A known integrated circuit comprises contacts at the surface facing the substrate. The contacts are comprised of connection pads connected to bumps, which bumps are electrically connected to the antenna. When producing the transponder, the integrated circuit is attached to the substrate, e.g. by means of a glue layer spread over the substrate. The integrated circuit is then pressed on the substrate with the glue layer, wherein the surface of the circuit comprising the bumps faces the substrate. Due to the pressure, the integrated circuit, and particularly the connection pads as well as the areas around the connection pads within the integrated circuit may be subjected to severe stress which leads to possible deformation of the bumps and/or the antenna around the bumps. As a result, the connection pads should have a relatively large surface and the integrated circuit should only have structures around the connection pads, withstanding the pressure during bonding.

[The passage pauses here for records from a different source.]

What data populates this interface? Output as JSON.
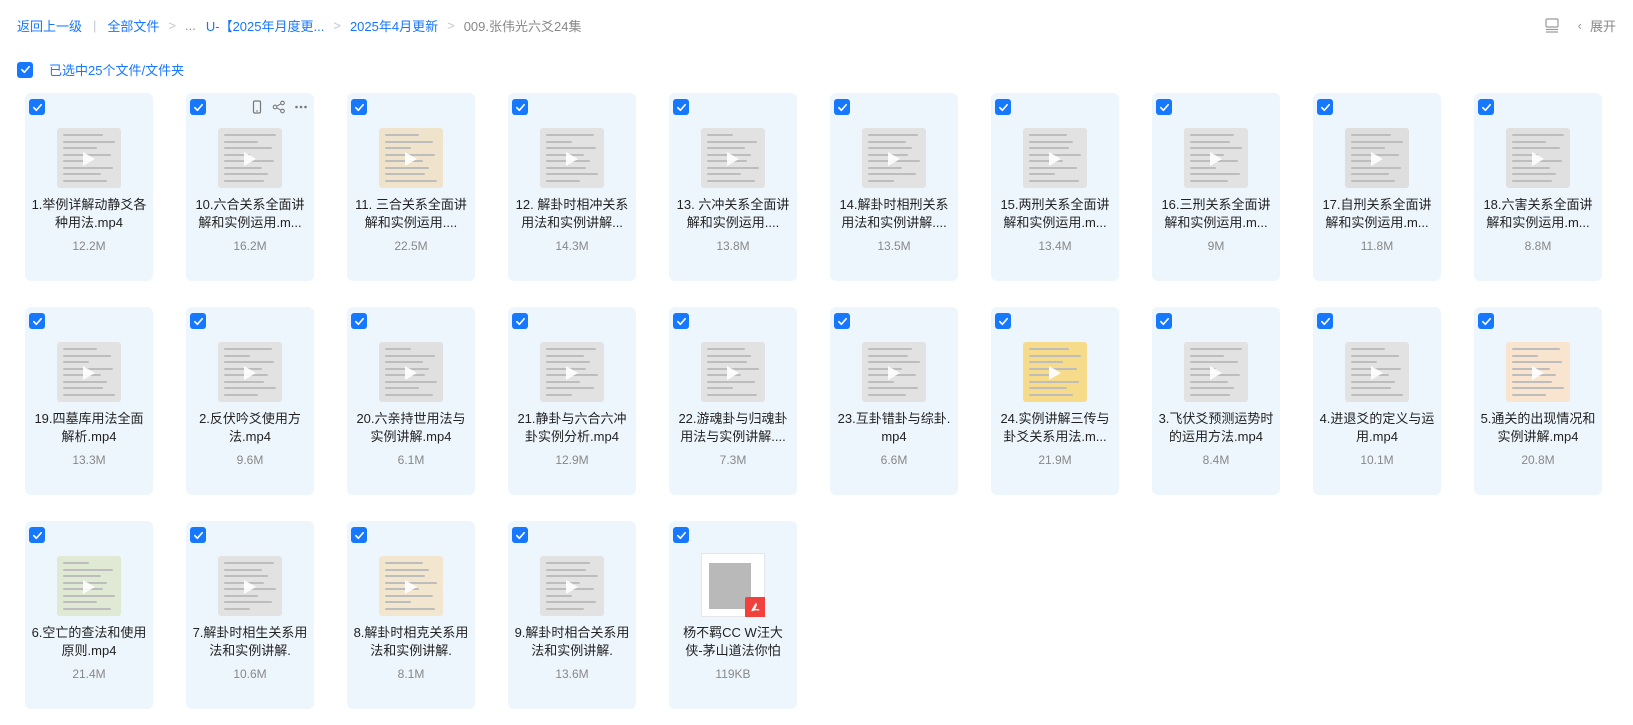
{
  "breadcrumb": {
    "back": "返回上一级",
    "all_files": "全部文件",
    "ellipsis": "...",
    "folder1": "U-【2025年月度更...",
    "folder2": "2025年4月更新",
    "current": "009.张伟光六爻24集"
  },
  "toolbar": {
    "expand_label": "展开"
  },
  "selection": {
    "text": "已选中25个文件/文件夹"
  },
  "colors": {
    "accent": "#1677ff",
    "tile_bg": "#eef6fd"
  },
  "files": [
    {
      "name": "1.举例详解动静爻各种用法.mp4",
      "size": "12.2M",
      "thumb": "#e2e2e2"
    },
    {
      "name": "10.六合关系全面讲解和实例运用.m...",
      "size": "16.2M",
      "thumb": "#e2e2e2"
    },
    {
      "name": "11. 三合关系全面讲解和实例运用....",
      "size": "22.5M",
      "thumb": "#efe3cb"
    },
    {
      "name": "12. 解卦时相冲关系用法和实例讲解...",
      "size": "14.3M",
      "thumb": "#e2e2e2"
    },
    {
      "name": "13. 六冲关系全面讲解和实例运用....",
      "size": "13.8M",
      "thumb": "#e2e2e2"
    },
    {
      "name": "14.解卦时相刑关系用法和实例讲解....",
      "size": "13.5M",
      "thumb": "#e2e2e2"
    },
    {
      "name": "15.两刑关系全面讲解和实例运用.m...",
      "size": "13.4M",
      "thumb": "#e2e2e2"
    },
    {
      "name": "16.三刑关系全面讲解和实例运用.m...",
      "size": "9M",
      "thumb": "#e2e2e2"
    },
    {
      "name": "17.自刑关系全面讲解和实例运用.m...",
      "size": "11.8M",
      "thumb": "#dedede"
    },
    {
      "name": "18.六害关系全面讲解和实例运用.m...",
      "size": "8.8M",
      "thumb": "#e0e0e0"
    },
    {
      "name": "19.四墓库用法全面解析.mp4",
      "size": "13.3M",
      "thumb": "#e2e2e2"
    },
    {
      "name": "2.反伏吟爻使用方法.mp4",
      "size": "9.6M",
      "thumb": "#e2e2e2"
    },
    {
      "name": "20.六亲持世用法与实例讲解.mp4",
      "size": "6.1M",
      "thumb": "#e0e0e0"
    },
    {
      "name": "21.静卦与六合六冲卦实例分析.mp4",
      "size": "12.9M",
      "thumb": "#e2e2e2"
    },
    {
      "name": "22.游魂卦与归魂卦用法与实例讲解....",
      "size": "7.3M",
      "thumb": "#e2e2e2"
    },
    {
      "name": "23.互卦错卦与综卦.mp4",
      "size": "6.6M",
      "thumb": "#e2e2e2"
    },
    {
      "name": "24.实例讲解三传与卦爻关系用法.m...",
      "size": "21.9M",
      "thumb": "#f6dc8a"
    },
    {
      "name": "3.飞伏爻预测运势时的运用方法.mp4",
      "size": "8.4M",
      "thumb": "#e2e2e2"
    },
    {
      "name": "4.进退爻的定义与运用.mp4",
      "size": "10.1M",
      "thumb": "#e2e2e2"
    },
    {
      "name": "5.通关的出现情况和实例讲解.mp4",
      "size": "20.8M",
      "thumb": "#f8e4cf"
    },
    {
      "name": "6.空亡的查法和使用原则.mp4",
      "size": "21.4M",
      "thumb": "#dfe9d3"
    },
    {
      "name": "7.解卦时相生关系用法和实例讲解.",
      "size": "10.6M",
      "thumb": "#e2e2e2"
    },
    {
      "name": "8.解卦时相克关系用法和实例讲解.",
      "size": "8.1M",
      "thumb": "#f3e6cf"
    },
    {
      "name": "9.解卦时相合关系用法和实例讲解.",
      "size": "13.6M",
      "thumb": "#e2e2e2"
    },
    {
      "name": "杨不羁CC W汪大侠-茅山道法你怕",
      "size": "119KB",
      "thumb": "pdf"
    }
  ]
}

Published U.S. application for patent 2002/0001937 A1 discloses a semiconductor package board for mounting thereon a semiconductor chip. The semiconductor board includes a metal base having an opening for receiving therein the semiconductor chip and a multilayer wiring film layered on the metal base. The semiconductor chip is flip-chip bonded on the metal pads disposed on the multilayer wiring film within the opening. The semiconductor package board is manufactured by forming resist plates on the surface of a metal base. The resist plates have openings to be filled with metal pads and a metallic film. Then, the resist plates are removed. Next, a patterned insulating layer made of an insulating resin and comprising vias is formed on the metal base. A wiring layer is then formed on the insulating layer. The wiring layer is electrically connected to a conductive material, which fills the vias in the insulating layer. Then, the steps for forming the insulating layer and the wiring layer are repeated for forming the multilayer wiring film. Next, an etching resist is formed on the rear surface of the multilayer wiring film and on the front surface of the metal base. The metal base is etched, using the etching resist as a mask, until the multilayer wiring film is exposed so as to form a recess. The etching resist is then removed.
Published U.S.-application for patent 2003/0017414 A1 discloses a method of producing a flip chip having solder bumps, an integrated underfill, and a separate flux coating. Initially, a semiconductor device having connection pads on a surface thereof and an underfill material applied to the surface is processed so that the underfill material forms apertures positioned precisely at the connection pads. The main component of the underfill material is a thermoplastic resin. The apertures are made utilizing a photoablation process, because a photoablation process needs only a minimum amount of heating. Then, the apertures are filled with a solder material to form solder bumps electrically connected to the pads. The solder bumps extend slightly above the underfill material.
When mounting this flip chip on a substrate by pressing the flip chip against the substrate and heating up the solder bumps, then the thermoplastic resin of the underfill softens or even melts and hence is likely deformed, so that the connection pads and the areas around the connection pads are still be exposed to a relatively high pressure, which may lead to malfunctioning of the transponder.